As per the report published by Census India in 2011, 193 people were engaged in work activities out of the total population of Mander which includes 172 males and 21 females. According to census survey report 2011, 46.63% workers describe their work as main work and 53.37% workers are involved in Marginal activity providing livelihood for less than 6 months.

== Education ==
The village has a Punjabi medium, co-ed primary school. The school provide mid-day meal as per Indian Midday Meal Scheme. As per Right of Children to Free and Compulsory Education Act the school provide free education to children between the ages of 6 and 14.

Amardeep Singh Shergill Memorial college Mukandpur and Sikh National College Banga are the nearest colleges.

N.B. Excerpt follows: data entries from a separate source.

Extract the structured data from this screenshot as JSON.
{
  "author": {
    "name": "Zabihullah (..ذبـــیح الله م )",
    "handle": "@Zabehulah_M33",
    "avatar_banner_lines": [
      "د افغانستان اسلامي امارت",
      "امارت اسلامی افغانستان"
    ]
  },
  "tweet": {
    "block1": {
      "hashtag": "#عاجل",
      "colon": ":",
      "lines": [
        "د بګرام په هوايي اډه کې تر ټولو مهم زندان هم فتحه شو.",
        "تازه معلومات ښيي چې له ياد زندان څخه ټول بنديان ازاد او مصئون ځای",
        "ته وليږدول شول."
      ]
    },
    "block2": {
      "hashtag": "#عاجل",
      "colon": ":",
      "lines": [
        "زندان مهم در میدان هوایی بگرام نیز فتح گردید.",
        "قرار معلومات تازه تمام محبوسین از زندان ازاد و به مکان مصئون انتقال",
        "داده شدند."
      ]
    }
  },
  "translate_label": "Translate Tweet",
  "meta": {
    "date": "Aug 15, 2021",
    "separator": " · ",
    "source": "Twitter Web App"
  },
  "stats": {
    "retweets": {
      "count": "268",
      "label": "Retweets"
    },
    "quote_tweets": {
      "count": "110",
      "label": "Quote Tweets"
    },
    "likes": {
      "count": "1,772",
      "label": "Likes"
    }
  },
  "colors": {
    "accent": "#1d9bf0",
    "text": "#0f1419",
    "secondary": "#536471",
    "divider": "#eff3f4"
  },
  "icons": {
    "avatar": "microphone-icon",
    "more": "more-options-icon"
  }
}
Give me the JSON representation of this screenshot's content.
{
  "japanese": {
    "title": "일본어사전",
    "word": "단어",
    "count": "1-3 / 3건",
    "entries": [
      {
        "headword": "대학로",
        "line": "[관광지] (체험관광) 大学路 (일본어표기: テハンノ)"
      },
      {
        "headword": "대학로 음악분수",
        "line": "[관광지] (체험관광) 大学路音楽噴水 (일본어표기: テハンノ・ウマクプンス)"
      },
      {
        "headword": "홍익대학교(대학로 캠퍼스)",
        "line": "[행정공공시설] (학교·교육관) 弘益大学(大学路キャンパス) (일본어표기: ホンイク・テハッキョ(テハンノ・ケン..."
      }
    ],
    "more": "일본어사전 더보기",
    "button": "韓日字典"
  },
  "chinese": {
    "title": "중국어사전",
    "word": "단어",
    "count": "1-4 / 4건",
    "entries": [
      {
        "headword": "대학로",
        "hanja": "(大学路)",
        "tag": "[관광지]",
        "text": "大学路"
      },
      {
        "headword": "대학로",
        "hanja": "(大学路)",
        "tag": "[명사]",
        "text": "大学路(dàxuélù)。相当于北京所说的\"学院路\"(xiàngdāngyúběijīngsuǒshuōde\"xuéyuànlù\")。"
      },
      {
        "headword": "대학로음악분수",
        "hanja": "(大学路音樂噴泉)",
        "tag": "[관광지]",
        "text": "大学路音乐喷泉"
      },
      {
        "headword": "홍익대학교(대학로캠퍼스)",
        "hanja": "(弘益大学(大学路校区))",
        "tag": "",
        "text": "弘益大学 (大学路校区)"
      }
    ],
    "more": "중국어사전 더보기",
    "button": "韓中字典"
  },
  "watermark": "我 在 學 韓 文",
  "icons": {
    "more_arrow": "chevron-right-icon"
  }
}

Industrial Training Institute for women (ITI Nawanshahr) is 26 km The village is 72 km from Indian Institute of Technology and 33 km away from Lovely Professional University.

List of schools nearby:
- Govt Senior Secondary School, Ladhana Jhikka
- Dashmesh Model School, Kahma
- Govt High School, Jhander Kalan
- Govt Gigh School, Khan Khana
- Guru Ram Dass Public School, Cheta

== Transport ==
Banga train station is the nearest train station however, Phagwara Junction railway station is 24 km away from the village. Sahnewal Airport is the nearest domestic airport which located 53 km away in Ludhiana and the nearest international airport is located in Chandigarh also Sri Guru Ram Dass Jee International Airport is the second nearest airport which is 141 km away in Amritsar.